Restriction fragment length polymorphism (RFLP) analysis is a method widely used by animal and plant geneticists, to determine paternity, to identify the source of forensic tissue samples, etc. In these sorts of analyses it is used primarily to distinguish individuals, but in microbial world can be used to differentiate very closely related strains of the same species. DNA from the organism (or blood, hair follicle, etc) is digested with restriction enzymes and separated by size on a gel. The gel is then hybridized with a set of oligonucleotide probes complementary to repeated sequences in the genome. Variation in the sequences results in differences in presence/absence of the restriction sites and the lengths of the fragments that hybridize to the probes. If the probes are carefully designed, the RFLP banding patterns are unique genetic fingerprints of the individual or strain. The patterns of bands are compared to other strains (or parents, suspects, etc) to test identity or specific genetic relationships. Although not strictly speaking RFLP, a related method is to use arbitrary primers or primers targeting specific variable genes to get banding profiles of the same sort as an RFLP

Ribotyping is a form of RFLP analysis using the rRNA operons. In a ribotype analysis, the probe is labeled rRNA from a type-strain of the species or genus rather than oligonucleotides. The advantages of ribotyping over other RFLP methods are that 1) since both highly-variable and conserved sequences are highlighted by the probe, it can be used to type strains over a broad phylogenetic range, and 2) the same process can be used for analysis of strains within just about any species.

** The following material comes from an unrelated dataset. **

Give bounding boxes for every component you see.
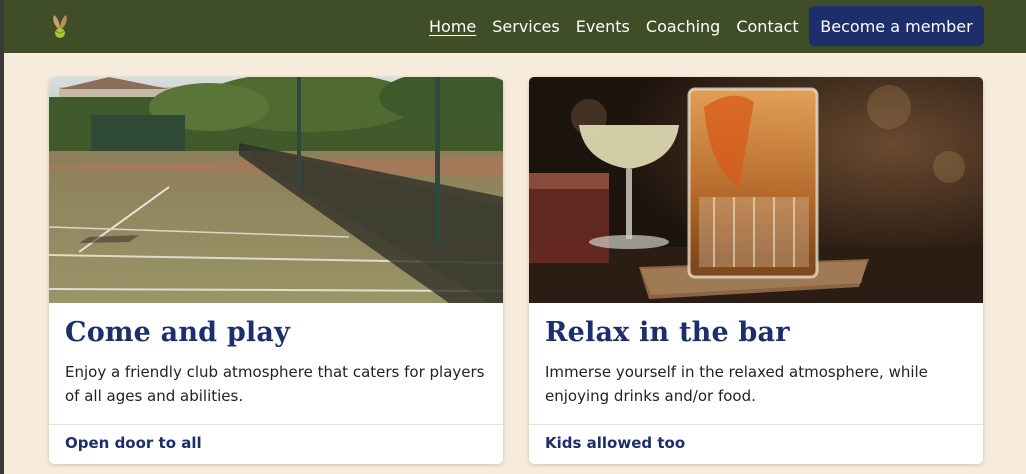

Phenotypic markers are what most people think of when they compare different microorganisms. What carbon sources can it use? Is it motile or non-motile? Is it aerobic, anaerobic, or facultative? What is it's shape & size? What is it's optimal growth temperature? And so forth & so on. While gross phenotypic markers aren't always very useful in determining phylogeny, they are still perfectly viable markers for taxonomies, and in many cases, what the organism is like is as important (or more so) than it's phylogeny. After all, until recently that's all microbiologists could do! More recently, these are often done in microtiter plates - you can test 96 phenotypes on each plate:

Questions for thought:

• Can you predict some of the properties of ES-2 based on its phylogenetic placement?
• rRNA sequence divergence is a measure of phylogenetic relatedness, i.e. biological diversity. How is this related to what people usually think of as biological diversity?
• What other types of phylogenetic analysis can you think of?